Человек у Чехова существует на пересечении поэтической и миметической перспектив. Он отбрасывает не одну, а сразу несколько теней, часто не похожих друг на друга. Человек – это веер образов человека. Мир – это веер образов мира, где изображения на соседних створках могут и не состыковываться друг с другом.
Соединение прозрачности и неуловимости («роса на траве»), меняющийся, как в калейдоскопе, рисунок реальности заложены в основах чеховского мира – в его слове.
Слово у Чехова колеблется между прямым и переносным значениями. Укорененное в своем контексте, оно остается мобильным и несвязанным, как бы кочующим по тексту, порождая при этом новые смыслы, непредсказуемые ассоциации и аллюзии. В каждой точке повествования чеховское слово оказывается на перекрестке смыслов, в положении промежуточности, откуда – для читателя, интерпретатора – открывается возможность путей в разных, иногда противоположных направлениях. Вот почему, сколько бы мы ни перечитывали Чехова, мы всегда будем читать его в первый раз.

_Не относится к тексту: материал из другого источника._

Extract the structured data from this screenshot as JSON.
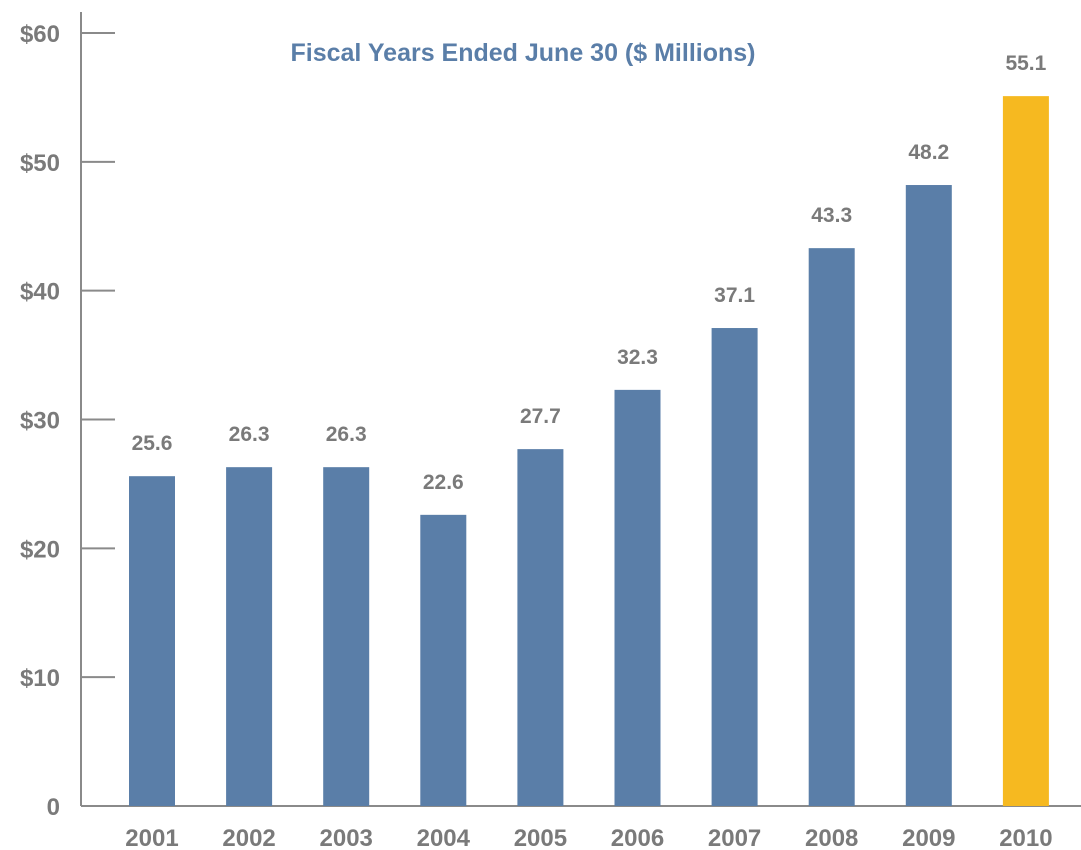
{
  "chart_data": {
    "type": "bar",
    "title": "Fiscal Years Ended June 30 ($ Millions)",
    "xlabel": "",
    "ylabel": "",
    "categories": [
      "2001",
      "2002",
      "2003",
      "2004",
      "2005",
      "2006",
      "2007",
      "2008",
      "2009",
      "2010"
    ],
    "values": [
      25.6,
      26.3,
      26.3,
      22.6,
      27.7,
      32.3,
      37.1,
      43.3,
      48.2,
      55.1
    ],
    "data_labels": [
      "25.6",
      "26.3",
      "26.3",
      "22.6",
      "27.7",
      "32.3",
      "37.1",
      "43.3",
      "48.2",
      "55.1"
    ],
    "ylim": [
      0,
      60
    ],
    "yticks": [
      0,
      10,
      20,
      30,
      40,
      50,
      60
    ],
    "ytick_labels": [
      "0",
      "$10",
      "$20",
      "$30",
      "$40",
      "$50",
      "$60"
    ],
    "grid": false,
    "highlight_category": "2010",
    "colors": {
      "bar": "#5a7ea8",
      "highlight": "#f6b920",
      "title": "#5a7ea8",
      "text": "#7a7a7a",
      "axis": "#8a8a8a"
    }
  }
}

«Лирическое слово – больше самого себя», – повторим еще раз вслед за Лидией Гинзбург [Гинзбург 1982: 27]. У Чехова это слово преображает все уровни повествования. Оно добавляет вертикальное измерение и вневременной аспект («отражение чего-то неземного, вечного») будничному и, на первый взгляд, бессобытийному существованию персонажей; выявляет присутствие глубинного (символического, мифопоэтического) плана изображения с его множественностью потенциальных значений, ни одно из которых не безусловно и не реализовано полностью; наводит фокус на мириады микропротагонистов, среди которых не только люди, но и растения, животные, птицы, предметы, облака, тени, клочки тумана, обретающие, пусть только на мгновение, субъектность и свое собственное существование; набрасывает покрывало таинственного и сновидческого на изображение действительной жизни.
Определяющие признаки чеховского мировоззрения и поэтики (адогматизм, неиерархическое ви́дение, равнораспределенность в конфликтах) вплетены в художественную ткань его повествования. Как таковые они могут быть обнаружены в малом контексте прозаической строфы или предложения, в которых все виды границ – стилистических, семантических, пространственных – ставятся под вопрос, а движение от одного полюса оппозиции к другому оказывается движением вглубь, выявлением внутреннего потенциала, скрытого до времени. В этом свете любое чеховское предложение – программное и выражает сущность его художественной системы.
Слово Чехова «больше самого себя» и в том смысле, что приводит во взаимодействие разнородные и, казалось бы, несоединимые образы, которые начинают отсвечивать друг другом. Вспомним еще раз «бесцветного» поручика Рябовича из «Поцелуя» в тот момент, когда он решил поделиться своей историей с товарищами: «Он стал рассказывать очень подробно историю с поцелуем и через минуту умолк… В эту минуту он рассказал всё, и его страшно удивило, что для рассказа понадобилось так мало времени. Ему казалось, что о поцелуе можно рассказывать до самого утра» (6: 420). В отличие от героя, автору понадобилось почти 20 страниц, чтобы поведать «историю с поцелуем», – нешуточное, по чеховским меркам, пространство! Почему такая разница?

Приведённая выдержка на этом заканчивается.